12 horas, 6 dias por semana
Luke Igel, 25, mudou-se para São Francisco em outubro passado para fundar a Kino, uma empresa de cinco pessoas que desenvolve softwares de IA para edição de vídeo.
Igel, também ex-aluno da Y Combinator, normalmente segue uma variação do horário “9-9-6” adotado por muitos de seus colegas : das 9h às 21h, seis dias por semana. Igel trabalha meio período aos sábados e domingos.
Seu escritório é um espaço de trabalho comum para outros graduados do MIT que administram suas próprias startups.
Igel, criado em Chanhassen, Minnesota, disse que a IA acelerou as expectativas de crescimento, com os investidores esperando que as startups gerem mais dinheiro, mais rápido do que nunca.
Amogh Chaturvedi, 20, abandonou Stanford após seu primeiro ano. “Todo o meu grupo de amigos desistiu”, disse ele.
Chaturvedi e dois cofundadores, formados pela Y Combinator, venderam sua primeira startup, um software de contabilidade de IA, por seis dígitos. Eles agora comandam a Human Behavior, uma empresa de IA que analisa o comportamento do consumidor em aplicativos.

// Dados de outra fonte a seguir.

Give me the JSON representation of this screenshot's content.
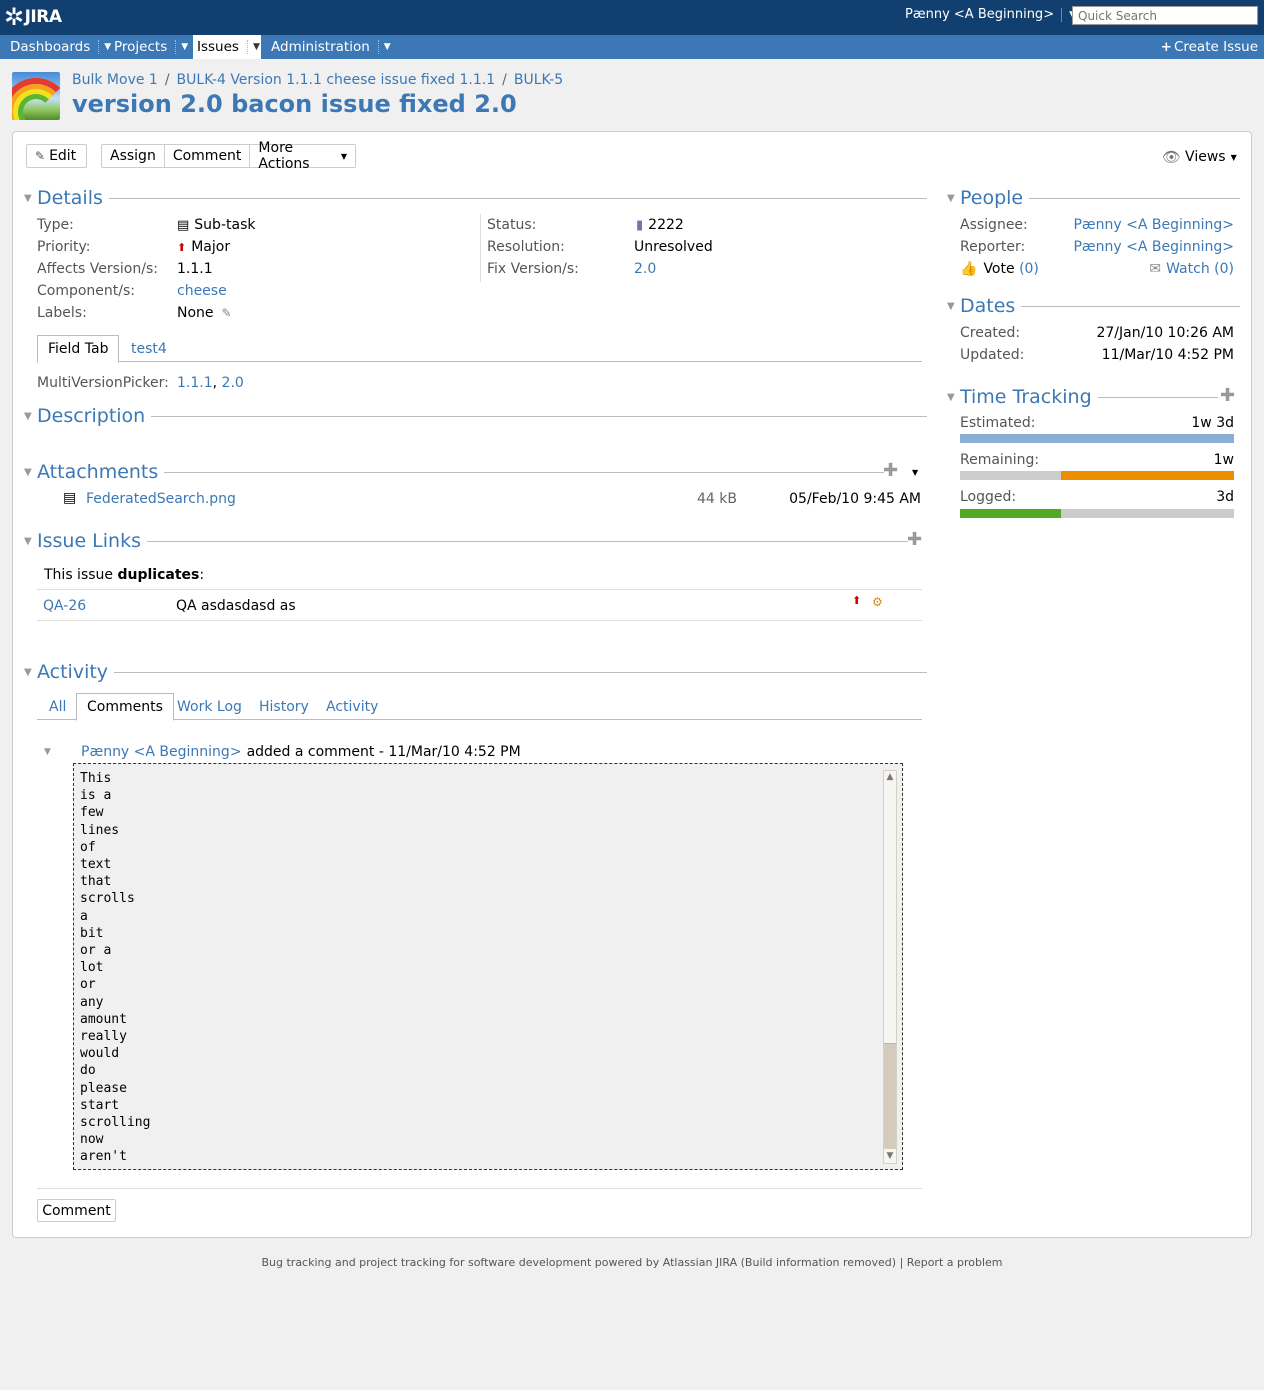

O escritório da Human Behavior é a sala de estar do apartamento de Chaturvedi, que os três fundadores compartilham. É mobiliado com cinco mesas e monitores. A equipe da Human Behavior joga basquete e pickleball, e os fundadores não são contra bebida, mas dizem que raramente há uma ocasião para se deliciar. Eles acreditam que seus 20 anos devem ser divertidos. E o trabalho é a diversão.

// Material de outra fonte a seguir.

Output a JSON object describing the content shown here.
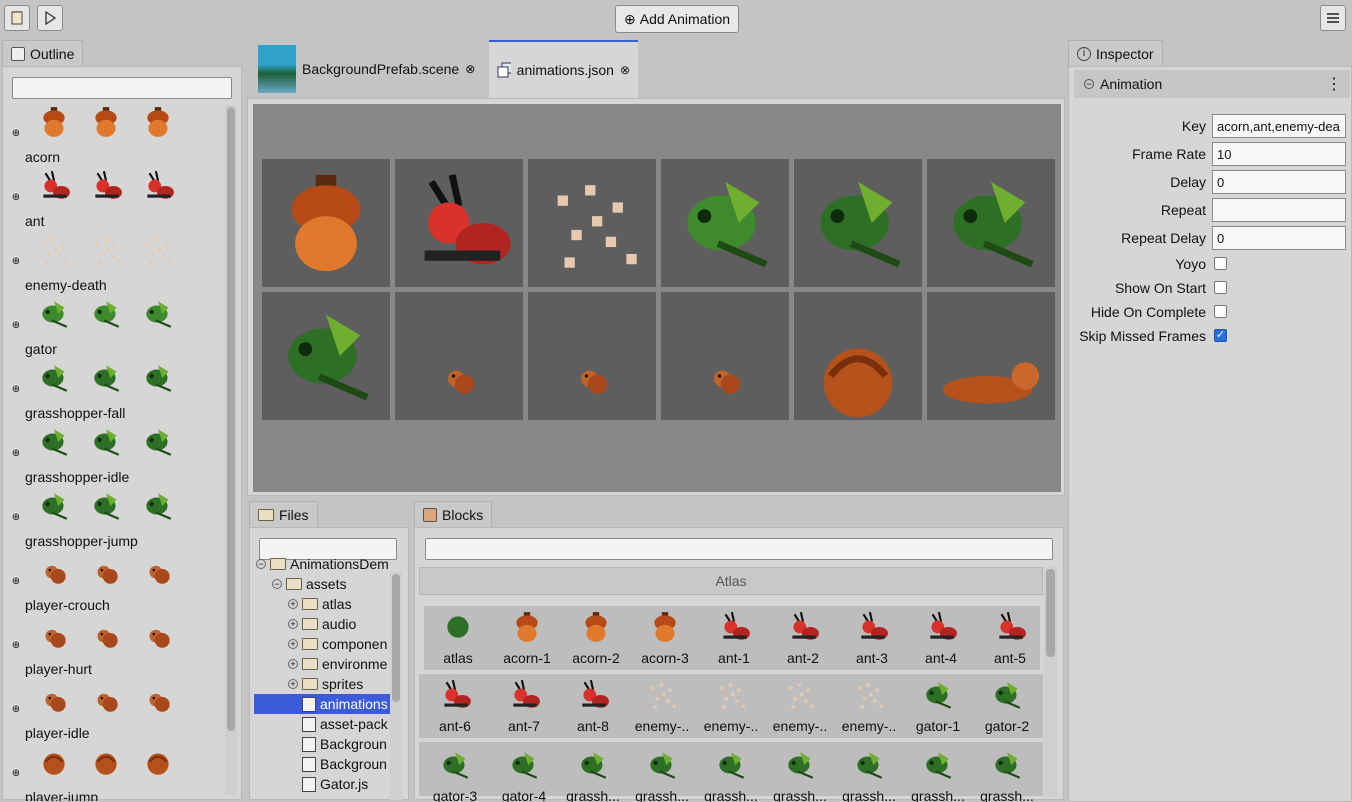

Eventos sociais combinam com as ambições dos empreendedores de startup. A AGI House San Francisco organiza maratonas de leitura. “Você precisa ler um livro de ponta a ponta se for ao evento”, disse Jeremy Nixon, 32, que fundou uma empresa de escrita de livros sobre IA e administra a AGI House. No ano passado, ele leu um livro de engenharia mecânica de 408 páginas em uma sentada.
Este ano, a Y Combinator lançou uma “Escola de Startups de IA” presencial, atraindo 2.500 participantes para ouvir palestrantes como Elon Musk e Sam Altman.

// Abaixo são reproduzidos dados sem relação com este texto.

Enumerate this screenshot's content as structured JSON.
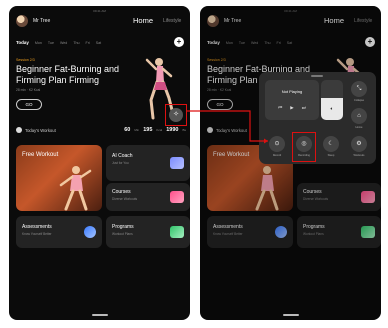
{
  "left": {
    "status_time": "09:41 AM",
    "user": {
      "name": "Mr Tree"
    },
    "tabs": {
      "home": "Home",
      "lifestyle": "Lifestyle"
    },
    "days": [
      "Today",
      "Mon",
      "Tue",
      "Wed",
      "Thu",
      "Fri",
      "Sat"
    ],
    "add_label": "+",
    "hero": {
      "session": "Session 2/3",
      "title": "Beginner Fat-Burning and Firming Plan Firming",
      "meta": "28 min  ·  K2 Kcal",
      "go_label": "GO"
    },
    "workout": {
      "label": "Today's Workout",
      "minutes": "60",
      "minutes_unit": "Min",
      "kcal": "195",
      "kcal_unit": "Kcal",
      "steps": "1990",
      "steps_unit": "Bs"
    },
    "cards": {
      "free_workout": "Free Workout",
      "ai_coach": {
        "title": "AI Coach",
        "subtitle": "Just for You"
      },
      "courses": {
        "title": "Courses",
        "subtitle": "Diverse Workouts"
      },
      "assessments": {
        "title": "Assessments",
        "subtitle": "Know Yourself Better"
      },
      "programs": {
        "title": "Programs",
        "subtitle": "Workout Plans"
      }
    },
    "fab_icon": "sparkle-icon"
  },
  "right": {
    "status_time": "09:41 AM",
    "user": {
      "name": "Mr Tree"
    },
    "tabs": {
      "home": "Home",
      "lifestyle": "Lifestyle"
    },
    "days": [
      "Today",
      "Mon",
      "Tue",
      "Wed",
      "Thu",
      "Fri",
      "Sat"
    ],
    "hero": {
      "session": "Session 2/3",
      "title": "Beginner Fat-Burning and Firming Plan",
      "meta": "28 min  ·  K2 Kcal",
      "go_label": "GO"
    },
    "workout": {
      "label": "Today's Workout"
    },
    "cards": {
      "free_workout": "Free Workout",
      "courses": {
        "title": "Courses",
        "subtitle": "Diverse Workouts"
      },
      "assessments": {
        "title": "Assessments",
        "subtitle": "Know Yourself Better"
      },
      "programs": {
        "title": "Programs",
        "subtitle": "Workout Plans"
      }
    },
    "panel": {
      "now_playing": "Not Playing",
      "volume_level": 0.55,
      "buttons": {
        "collapse": "Collapse",
        "home": "Home",
        "record": "Record",
        "recording": "Recording",
        "sleep": "Sleep",
        "workouts": "Workouts"
      }
    }
  },
  "colors": {
    "highlight": "#dd1111",
    "accent": "#f0a020",
    "background": "#0b0b0b"
  }
}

Uma das festas foi organizada pela Cluely, cujo diretor executivo disse ter sido colocado em liberdade condicional acadêmica na Universidade de Columbia por desenvolver uma ferramenta de IA capaz de “colar em tudo”. A ferramenta oferecia ajuda para tirar nota máxima em provas, em entrevistas de emprego e argumentos de vendas.
Michelle Fang, 26, que organiza eventos para fundadores em estágio inicial na empresa de capital de risco Headline, disse que muitos eventos relacionados à IA não servem bebidas alcoólicas, não apenas porque estão fora de moda entre os frequentadores de São Francisco. Mas porque muitos fundadores não têm idade suficiente para beber.
Arlan Rakhmetzhanov, 18, desenvolveu uma ferramenta de IA no ensino médio que o ajudou a se candidatar a programas de empreendedorismo de verão. A ferramenta lhe rendeu um emprego de pesquisador de verão em Stanford, e ele a repassou para amigos. Esse sucesso o convenceu a abandonar a escola no primeiro ano e lançar a Nia, uma startup que auxilia agentes de IA.
Até agora, tudo bem. Rakhmetzhanov foi aceito na Y Combinator, levantou US$ 1 milhão e se mudou do Cazaquistão para São Francisco.
Após um jantar recente com outros fundadores, Rakhmetzhanov correu até o apartamento de um possível cliente para baixar seu software para uma demonstração. Ele saiu do apartamento por volta da 1h da manhã, após conquistar um novo cliente. Nas semanas seguintes, ele percorreu a cidade fazendo o mesmo em mais de 80 startups.
Rakhmetzhanov carrega seu laptop o tempo todo, e resolveu bugs de software enquanto caminhava, durante jantares, na lavanderia e no banheiro. “Estou sempre tentando estar no modo sprint“, disse ele.
Rakhmetzhanov, que mora do outro lado da rua de um escritório da OpenAI, recentemente garantiu mais financiamento. Para comemorar, um investidor trocou seu colchão de ar por uma cama de verdade.
A perspectiva de riqueza tecnológica também atraiu seu pai, Sanzhar Rakhmetzhanov, e seu irmão para a cidade, onde estão desenvolvendo sua própria startup de IA.
“A vibração de São Francisco chega às estepes do Cazaquistão”, disse Sanzhar, que está hospedado em um hotel. “Não consigo expressar o quanto estou feliz por meus filhos estarem aqui, por eu estar aqui”, disse ele. “Isto é a América.”